Monocytes exposed to microvesicles (MVs) derived from polyinosine-polycytidylic acid [Poly (I:C)]–stimulated mesenchymal stem cells (MSCs) had increased bacterial phagocytosis index and decreased inflammatory cytokine secretion. (A–C) Representative phagocytosis of Escherichia coli bacteria by human monocytes exposed to phosphate-buffered saline (PBS) (A, control), MVs released from standard MSCs (STD MVs) (B), or MVs released from MSCs prestimulated with Poly (I:C) [Poly (I:C) MVs] (C). Scale bar = 5 μm. (D–F) Human monocytes exposed to Poly (I:C) MVs exhibited a higher E. coli bacterial clearance capacity compared with STD MV treatment (D).
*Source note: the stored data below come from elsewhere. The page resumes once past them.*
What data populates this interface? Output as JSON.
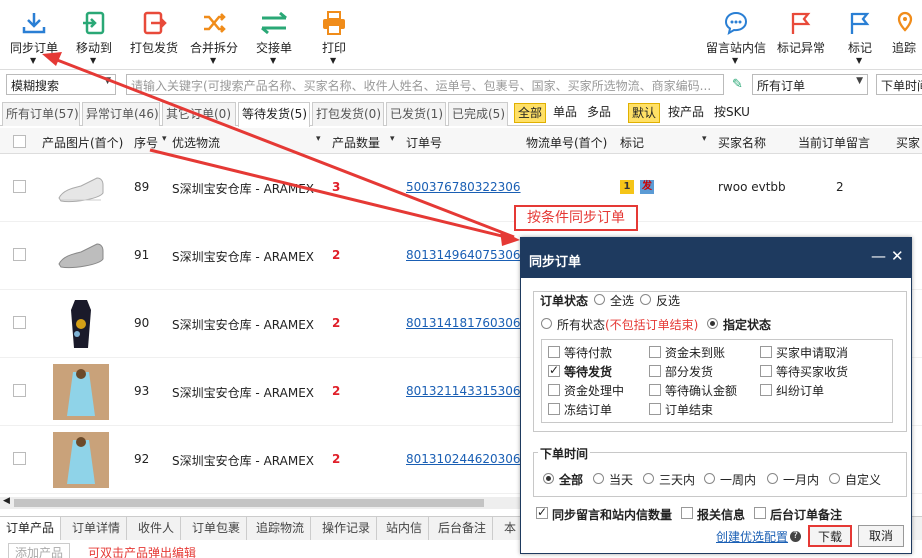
{
  "toolbar": {
    "sync_orders": "同步订单",
    "move_to": "移动到",
    "pack_ship": "打包发货",
    "merge_split": "合并拆分",
    "handover": "交接单",
    "print": "打印",
    "message": "留言站内信",
    "mark_exception": "标记异常",
    "mark": "标记",
    "track": "追踪"
  },
  "filter": {
    "search_type": "模糊搜索",
    "search_placeholder": "请输入关键字(可搜索产品名称、买家名称、收件人姓名、运单号、包裹号、国家、买家所选物流、商家编码...",
    "order_scope": "所有订单",
    "sort_by": "下单时间"
  },
  "status_tabs": [
    "所有订单(57)",
    "异常订单(46)",
    "其它订单(0)",
    "等待发货(5)",
    "打包发货(0)",
    "已发货(1)",
    "已完成(5)"
  ],
  "view_options": [
    "全部",
    "单品",
    "多品",
    "默认",
    "按产品",
    "按SKU"
  ],
  "columns": {
    "image": "产品图片(首个)",
    "seq": "序号",
    "logistics": "优选物流",
    "qty": "产品数量",
    "order_no": "订单号",
    "tracking": "物流单号(首个)",
    "mark": "标记",
    "buyer": "买家名称",
    "message": "当前订单留言",
    "buyer2": "买家"
  },
  "rows": [
    {
      "seq": "89",
      "logistics": "S深圳宝安仓库 - ARAMEX",
      "qty": "3",
      "order_no": "500376780322306",
      "buyer": "rwoo evtbb",
      "message": "2",
      "mark_a": "1",
      "mark_b": "发"
    },
    {
      "seq": "91",
      "logistics": "S深圳宝安仓库 - ARAMEX",
      "qty": "2",
      "order_no": "801314964075306"
    },
    {
      "seq": "90",
      "logistics": "S深圳宝安仓库 - ARAMEX",
      "qty": "2",
      "order_no": "801314181760306"
    },
    {
      "seq": "93",
      "logistics": "S深圳宝安仓库 - ARAMEX",
      "qty": "2",
      "order_no": "801321143315306"
    },
    {
      "seq": "92",
      "logistics": "S深圳宝安仓库 - ARAMEX",
      "qty": "2",
      "order_no": "801310244620306"
    }
  ],
  "callout": "按条件同步订单",
  "dialog": {
    "title": "同步订单",
    "status_group": "订单状态",
    "select_all": "全选",
    "invert": "反选",
    "all_status": "所有状态",
    "all_status_note": "(不包括订单结束)",
    "specified_status": "指定状态",
    "statuses": [
      {
        "label": "等待付款",
        "checked": false
      },
      {
        "label": "资金未到账",
        "checked": false
      },
      {
        "label": "买家申请取消",
        "checked": false
      },
      {
        "label": "等待发货",
        "checked": true
      },
      {
        "label": "部分发货",
        "checked": false
      },
      {
        "label": "等待买家收货",
        "checked": false
      },
      {
        "label": "资金处理中",
        "checked": false
      },
      {
        "label": "等待确认金额",
        "checked": false
      },
      {
        "label": "纠纷订单",
        "checked": false
      },
      {
        "label": "冻结订单",
        "checked": false
      },
      {
        "label": "订单结束",
        "checked": false
      }
    ],
    "time_group": "下单时间",
    "time_options": [
      "全部",
      "当天",
      "三天内",
      "一周内",
      "一月内",
      "自定义"
    ],
    "sync_messages": "同步留言和站内信数量",
    "customs_info": "报关信息",
    "backend_note": "后台订单备注",
    "create_config": "创建优选配置",
    "download": "下载",
    "cancel": "取消"
  },
  "bottom_tabs": [
    "订单产品",
    "订单详情",
    "收件人",
    "订单包裹",
    "追踪物流",
    "操作记录",
    "站内信",
    "后台备注",
    "本"
  ],
  "subbar": {
    "add_product": "添加产品",
    "hint": "可双击产品弹出编辑"
  },
  "colors": {
    "dialog_header": "#1e3a5f",
    "annotation": "#e53935",
    "link": "#1a5fb4"
  }
}
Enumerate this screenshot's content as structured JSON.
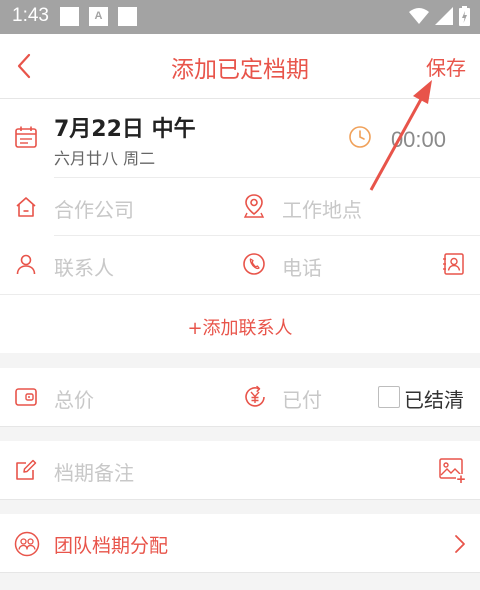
{
  "status": {
    "time": "1:43",
    "badge": "A"
  },
  "nav": {
    "title": "添加已定档期",
    "save_label": "保存"
  },
  "schedule": {
    "date": "7月22日 中午",
    "lunar": "六月廿八 周二",
    "time": "00:00"
  },
  "fields": {
    "company_placeholder": "合作公司",
    "location_placeholder": "工作地点",
    "contact_placeholder": "联系人",
    "phone_placeholder": "电话",
    "add_contact": "+添加联系人",
    "total_placeholder": "总价",
    "paid_placeholder": "已付",
    "settled_label": "已结清",
    "notes_placeholder": "档期备注",
    "team_label": "团队档期分配"
  },
  "colors": {
    "accent": "#e8544a",
    "placeholder": "#c8c8c8",
    "statusbar": "#a3a3a3"
  }
}
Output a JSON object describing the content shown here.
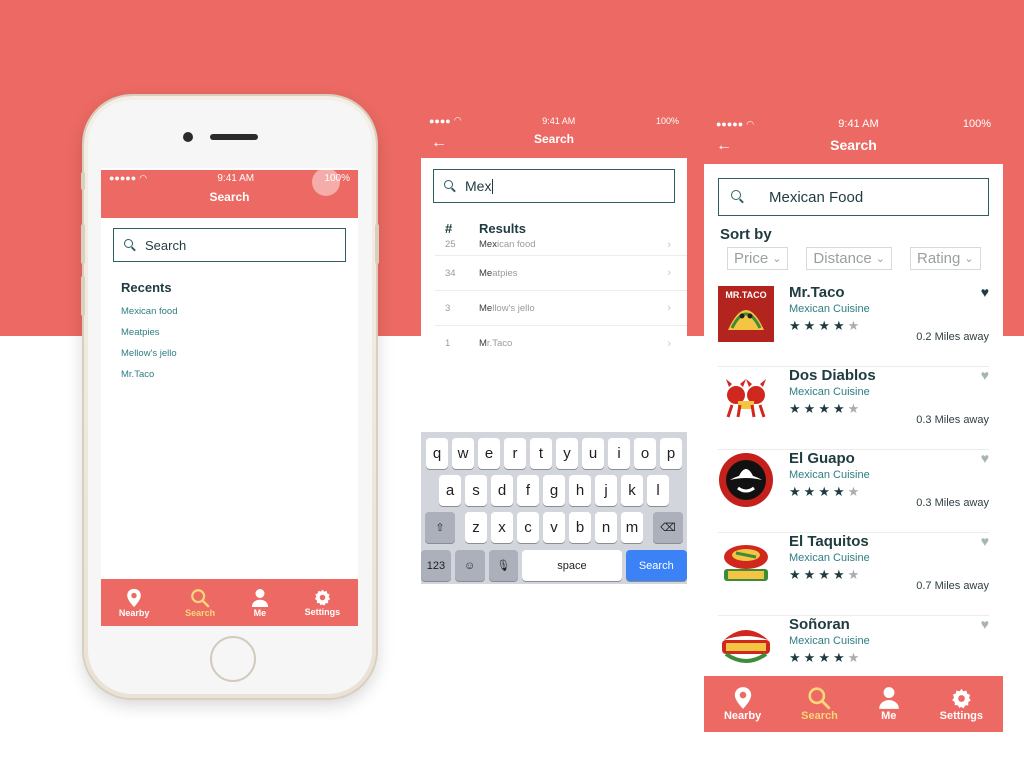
{
  "colors": {
    "brand": "#ec6a63",
    "accent": "#f7d779",
    "text_dark": "#1f3b40",
    "teal": "#2f7d82"
  },
  "status": {
    "time": "9:41 AM",
    "battery": "100%"
  },
  "screen1": {
    "title": "Search",
    "search_placeholder": "Search",
    "recents_title": "Recents",
    "recents": [
      "Mexican food",
      "Meatpies",
      "Mellow's jello",
      "Mr.Taco"
    ]
  },
  "screen2": {
    "title": "Search",
    "query": "Mex",
    "col_count": "#",
    "col_results": "Results",
    "results": [
      {
        "count": "25",
        "match": "Mex",
        "rest": "ican food"
      },
      {
        "count": "34",
        "match": "Me",
        "rest": "atpies"
      },
      {
        "count": "3",
        "match": "Me",
        "rest": "llow's jello"
      },
      {
        "count": "1",
        "match": "M",
        "rest": "r.Taco"
      }
    ],
    "keyboard": {
      "row1": [
        "q",
        "w",
        "e",
        "r",
        "t",
        "y",
        "u",
        "i",
        "o",
        "p"
      ],
      "row2": [
        "a",
        "s",
        "d",
        "f",
        "g",
        "h",
        "j",
        "k",
        "l"
      ],
      "row3": [
        "z",
        "x",
        "c",
        "v",
        "b",
        "n",
        "m"
      ],
      "numbers_key": "123",
      "space_key": "space",
      "return_key": "Search"
    }
  },
  "screen3": {
    "title": "Search",
    "query": "Mexican Food",
    "sort_title": "Sort by",
    "sort_options": [
      "Price",
      "Distance",
      "Rating"
    ],
    "restaurants": [
      {
        "name": "Mr.Taco",
        "cuisine": "Mexican Cuisine",
        "rating": 4,
        "distance": "0.2",
        "distance_unit": "Miles away",
        "favorite": true,
        "logo_icon": "taco-logo"
      },
      {
        "name": "Dos Diablos",
        "cuisine": "Mexican Cuisine",
        "rating": 4,
        "distance": "0.3",
        "distance_unit": "Miles away",
        "favorite": false,
        "logo_icon": "devils-logo"
      },
      {
        "name": "El Guapo",
        "cuisine": "Mexican Cuisine",
        "rating": 4,
        "distance": "0.3",
        "distance_unit": "Miles away",
        "favorite": false,
        "logo_icon": "sombrero-logo"
      },
      {
        "name": "El Taquitos",
        "cuisine": "Mexican Cuisine",
        "rating": 4,
        "distance": "0.7",
        "distance_unit": "Miles away",
        "favorite": false,
        "logo_icon": "taquitos-logo"
      },
      {
        "name": "Soñoran",
        "cuisine": "Mexican Cuisine",
        "rating": 4,
        "distance": "",
        "distance_unit": "",
        "favorite": false,
        "logo_icon": "sonoran-logo"
      }
    ]
  },
  "tabs": [
    {
      "label": "Nearby",
      "icon": "location-pin-icon",
      "active": false
    },
    {
      "label": "Search",
      "icon": "search-icon",
      "active": true
    },
    {
      "label": "Me",
      "icon": "person-icon",
      "active": false
    },
    {
      "label": "Settings",
      "icon": "gear-icon",
      "active": false
    }
  ]
}
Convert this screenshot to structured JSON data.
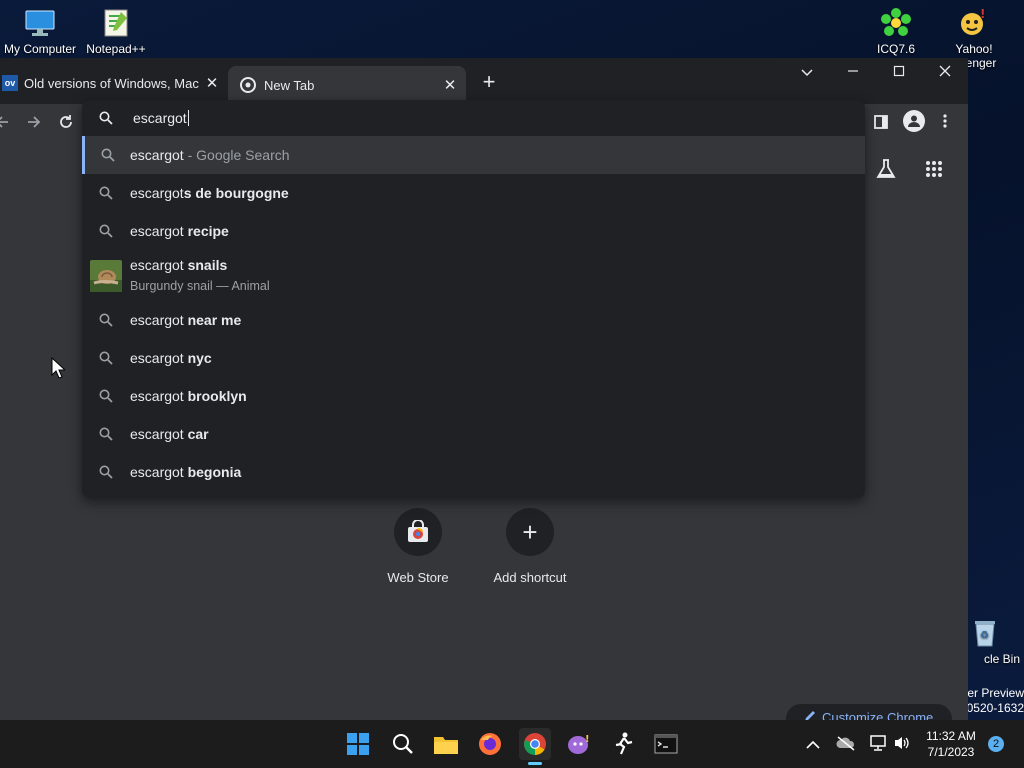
{
  "desktop": {
    "icons": [
      {
        "label": "My Computer",
        "icon": "monitor-icon"
      },
      {
        "label": "Notepad++",
        "icon": "notepad-icon"
      },
      {
        "label": "ICQ7.6",
        "icon": "icq-flower-icon"
      },
      {
        "label": "Yahoo!",
        "label2": "senger",
        "icon": "yahoo-messenger-icon"
      },
      {
        "label": "cle Bin",
        "icon": "recycle-bin-icon"
      }
    ],
    "watermark": {
      "line1": "er Preview",
      "line2": "0520-1632"
    }
  },
  "browser": {
    "tabs": [
      {
        "favicon": "ov",
        "title": "Old versions of Windows, Mac ar",
        "close": "✕"
      },
      {
        "favicon": "chrome-icon",
        "title": "New Tab",
        "close": "✕"
      }
    ],
    "new_tab": "+",
    "window_controls": {
      "dropdown": "⌄",
      "minimize": "—",
      "maximize": "☐",
      "close": "✕"
    },
    "omnibox": {
      "value": "escargot",
      "suggestions": [
        {
          "plain": "escargot",
          "bold": "",
          "suffix": " - Google Search",
          "selected": true,
          "icon": "search-icon"
        },
        {
          "plain": "escargot",
          "bold": "s de bourgogne",
          "suffix": "",
          "selected": false,
          "icon": "search-icon"
        },
        {
          "plain": "escargot",
          "bold": " recipe",
          "suffix": "",
          "selected": false,
          "icon": "search-icon"
        },
        {
          "plain": "escargot",
          "bold": " snails",
          "sub": "Burgundy snail — Animal",
          "selected": false,
          "icon": "snail-thumbnail"
        },
        {
          "plain": "escargot",
          "bold": " near me",
          "suffix": "",
          "selected": false,
          "icon": "search-icon"
        },
        {
          "plain": "escargot",
          "bold": " nyc",
          "suffix": "",
          "selected": false,
          "icon": "search-icon"
        },
        {
          "plain": "escargot",
          "bold": " brooklyn",
          "suffix": "",
          "selected": false,
          "icon": "search-icon"
        },
        {
          "plain": "escargot",
          "bold": " car",
          "suffix": "",
          "selected": false,
          "icon": "search-icon"
        },
        {
          "plain": "escargot",
          "bold": " begonia",
          "suffix": "",
          "selected": false,
          "icon": "search-icon"
        }
      ]
    },
    "ntp": {
      "shortcuts": [
        {
          "label": "Web Store",
          "icon": "webstore-icon"
        },
        {
          "label": "Add shortcut",
          "icon": "plus-icon",
          "glyph": "+"
        }
      ],
      "customize": "Customize Chrome"
    }
  },
  "taskbar": {
    "clock": {
      "time": "11:32 AM",
      "date": "7/1/2023"
    },
    "notifications": "2"
  }
}
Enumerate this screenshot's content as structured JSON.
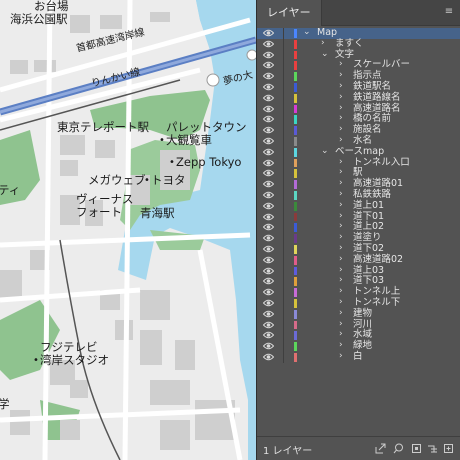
{
  "map": {
    "labels": [
      {
        "id": "odaiba",
        "text": "お台場"
      },
      {
        "id": "kaihin",
        "text": "海浜公園駅"
      },
      {
        "id": "shuto",
        "text": "首都高速湾岸線"
      },
      {
        "id": "rinkai",
        "text": "りんかい線"
      },
      {
        "id": "yume",
        "text": "夢の大"
      },
      {
        "id": "teleport",
        "text": "東京テレポート駅"
      },
      {
        "id": "palette",
        "text": "パレットタウン"
      },
      {
        "id": "kanransha",
        "text": "大観覧車"
      },
      {
        "id": "zepp",
        "text": "Zepp Tokyo"
      },
      {
        "id": "megaweb",
        "text": "メガウェブ"
      },
      {
        "id": "toyota",
        "text": "トヨタ"
      },
      {
        "id": "venus1",
        "text": "ヴィーナス"
      },
      {
        "id": "venus2",
        "text": "フォート"
      },
      {
        "id": "aomi",
        "text": "青海駅"
      },
      {
        "id": "fuji1",
        "text": "フジテレビ"
      },
      {
        "id": "fuji2",
        "text": "湾岸スタジオ"
      },
      {
        "id": "edge1",
        "text": "ティ"
      },
      {
        "id": "edge2",
        "text": "学"
      }
    ]
  },
  "panel": {
    "tab_label": "レイヤー",
    "menu_icon": "panel-menu-icon",
    "footer": {
      "count_label": "1 レイヤー",
      "icons": [
        "export-icon",
        "search-icon",
        "sublayer-icon",
        "collect-icon",
        "new-layer-icon",
        "trash-icon"
      ]
    },
    "layers": [
      {
        "name": "Map",
        "level": 0,
        "expanded": true,
        "color": "#4a86ff",
        "selected": true
      },
      {
        "name": "ますく",
        "level": 1,
        "expanded": false,
        "color": "#e94040"
      },
      {
        "name": "文字",
        "level": 1,
        "expanded": true,
        "color": "#e94040"
      },
      {
        "name": "スケールバー",
        "level": 2,
        "expanded": false,
        "color": "#e94040"
      },
      {
        "name": "指示点",
        "level": 2,
        "expanded": false,
        "color": "#5cd65c"
      },
      {
        "name": "鉄道駅名",
        "level": 2,
        "expanded": false,
        "color": "#3b5bd6"
      },
      {
        "name": "鉄道路線名",
        "level": 2,
        "expanded": false,
        "color": "#d6c23b"
      },
      {
        "name": "高速道路名",
        "level": 2,
        "expanded": false,
        "color": "#d63bd6"
      },
      {
        "name": "橋の名前",
        "level": 2,
        "expanded": false,
        "color": "#3bd6c2"
      },
      {
        "name": "施設名",
        "level": 2,
        "expanded": false,
        "color": "#5a5ad6"
      },
      {
        "name": "水名",
        "level": 2,
        "expanded": false,
        "color": "#8a8a8a"
      },
      {
        "name": "ベースmap",
        "level": 1,
        "expanded": true,
        "color": "#5cd6e0"
      },
      {
        "name": "トンネル入口",
        "level": 2,
        "expanded": false,
        "color": "#e0a05c"
      },
      {
        "name": "駅",
        "level": 2,
        "expanded": false,
        "color": "#d6c23b"
      },
      {
        "name": "高速道路01",
        "level": 2,
        "expanded": false,
        "color": "#b36bd6"
      },
      {
        "name": "私鉄鉄路",
        "level": 2,
        "expanded": false,
        "color": "#5cd6c2"
      },
      {
        "name": "道上01",
        "level": 2,
        "expanded": false,
        "color": "#3b8a3b"
      },
      {
        "name": "道下01",
        "level": 2,
        "expanded": false,
        "color": "#8a3b3b"
      },
      {
        "name": "道上02",
        "level": 2,
        "expanded": false,
        "color": "#3b5bd6"
      },
      {
        "name": "道塗り",
        "level": 2,
        "expanded": false,
        "color": "#6a3b8a"
      },
      {
        "name": "道下02",
        "level": 2,
        "expanded": false,
        "color": "#e0d65c"
      },
      {
        "name": "高速道路02",
        "level": 2,
        "expanded": false,
        "color": "#e05c8a"
      },
      {
        "name": "道上03",
        "level": 2,
        "expanded": false,
        "color": "#5c5ce0"
      },
      {
        "name": "道下03",
        "level": 2,
        "expanded": false,
        "color": "#e0a03b"
      },
      {
        "name": "トンネル上",
        "level": 2,
        "expanded": false,
        "color": "#c86bd6"
      },
      {
        "name": "トンネル下",
        "level": 2,
        "expanded": false,
        "color": "#d6c23b"
      },
      {
        "name": "建物",
        "level": 2,
        "expanded": false,
        "color": "#8a8ad6"
      },
      {
        "name": "河川",
        "level": 2,
        "expanded": false,
        "color": "#d66b8a"
      },
      {
        "name": "水域",
        "level": 2,
        "expanded": false,
        "color": "#6b6bd6"
      },
      {
        "name": "緑地",
        "level": 2,
        "expanded": false,
        "color": "#5cd65c"
      },
      {
        "name": "白",
        "level": 2,
        "expanded": false,
        "color": "#e07070"
      }
    ]
  }
}
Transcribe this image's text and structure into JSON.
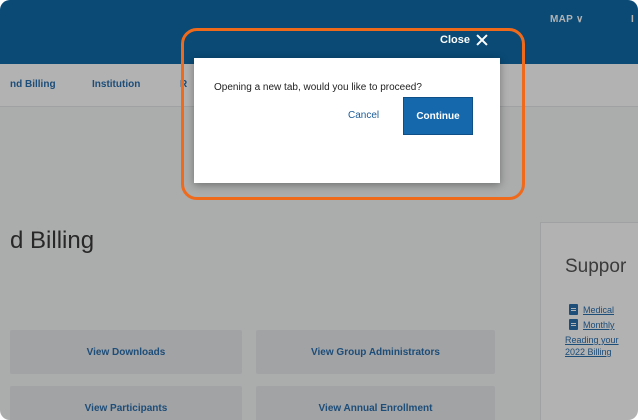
{
  "topbar": {
    "menus": [
      "MAP",
      "I"
    ]
  },
  "subnav": {
    "items": [
      "nd Billing",
      "Institution",
      "R"
    ]
  },
  "page": {
    "heading": "d Billing"
  },
  "tiles": [
    "View Downloads",
    "View Group Administrators",
    "View Participants",
    "View Annual Enrollment"
  ],
  "support": {
    "title": "Suppor",
    "links": [
      "Medical",
      "Monthly",
      "Reading your",
      "2022 Billing"
    ]
  },
  "modal": {
    "close_label": "Close",
    "message": "Opening a new tab, would you like to proceed?",
    "cancel_label": "Cancel",
    "continue_label": "Continue"
  },
  "colors": {
    "brand_blue": "#0f6aa8",
    "highlight_orange": "#f06a1c"
  }
}
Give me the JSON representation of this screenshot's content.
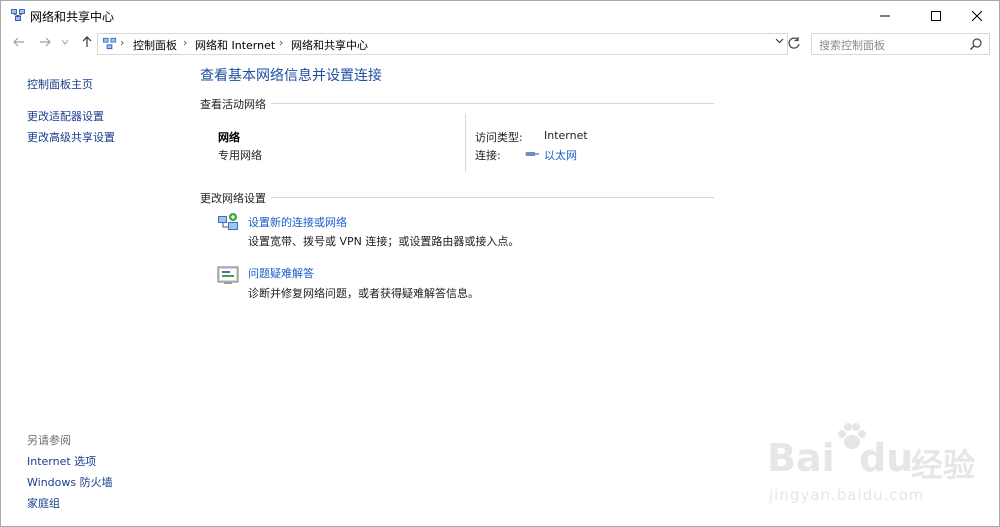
{
  "window": {
    "title": "网络和共享中心",
    "minimize_icon": "minimize-icon",
    "maximize_icon": "maximize-icon",
    "close_icon": "close-icon"
  },
  "navigation": {
    "back_icon": "arrow-left-icon",
    "forward_icon": "arrow-right-icon",
    "recent_icon": "chevron-down-icon",
    "up_icon": "arrow-up-icon"
  },
  "address_bar": {
    "breadcrumbs": [
      "控制面板",
      "网络和 Internet",
      "网络和共享中心"
    ],
    "separator": "›",
    "dropdown_icon": "chevron-down-icon",
    "refresh_icon": "refresh-icon"
  },
  "search": {
    "placeholder": "搜索控制面板",
    "icon": "search-icon"
  },
  "sidebar": {
    "top_links": [
      "控制面板主页",
      "更改适配器设置",
      "更改高级共享设置"
    ],
    "see_also_heading": "另请参阅",
    "see_also_links": [
      "Internet 选项",
      "Windows 防火墙",
      "家庭组"
    ]
  },
  "main": {
    "title": "查看基本网络信息并设置连接",
    "active_networks_heading": "查看活动网络",
    "network": {
      "name": "网络",
      "type": "专用网络",
      "access_type_label": "访问类型:",
      "access_type_value": "Internet",
      "connections_label": "连接:",
      "connection_link": "以太网",
      "connection_icon": "ethernet-icon"
    },
    "change_settings_heading": "更改网络设置",
    "tasks": [
      {
        "icon": "new-connection-icon",
        "link": "设置新的连接或网络",
        "description": "设置宽带、拨号或 VPN 连接；或设置路由器或接入点。"
      },
      {
        "icon": "troubleshoot-icon",
        "link": "问题疑难解答",
        "description": "诊断并修复网络问题，或者获得疑难解答信息。"
      }
    ]
  },
  "watermark": {
    "brand_latin_1": "Bai",
    "brand_latin_2": "du",
    "brand_cn": "经验",
    "url": "jingyan.baidu.com"
  }
}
Although the phagocytosis rate was similar between groups (E), treatment with Poly (I:C) MVs further increased the phagocytosis index for bacteria compared with treatment with STD MVs (F). Data are expressed as mean ± SD [n = 5–13 for PBS, n = 6–22 for STD MVs, and n = 6–19 for Poly (I:C) MVs]. ***P < 0.01 versus PBS; ^✔P < 0.01 versus STD MVs by ANOVA (Bonferroni). (G, H) Poly (I:C) MVs further decreased tumor necrosis factor α (TNF-α) and increased IL-10 levels secretion by monocytes [n = 11–13 for PBS, n = 11–12 for STD MVs, and n = 11–20 for Poly (I:C) MV]. **P < 0.01 versus PBS, ***P < 0.01 versus PBS, and ^✔P < 0.01 versus STD MVs by ANOVA (Bonferroni). (I) In mice injured with E. coli pneumonia, intravenous administration of Poly (I:C) MVs further decreased the alveolar bacterial load as compared to STD MSC MVs. Total bacterial counts are expressed as mean (% of STD MSC MVs) ± SD for each condition [n = 14 for STD MSC MVs; n = 8 for Poly (I:C) MVs]. BAL = bronchoalveolar lavage.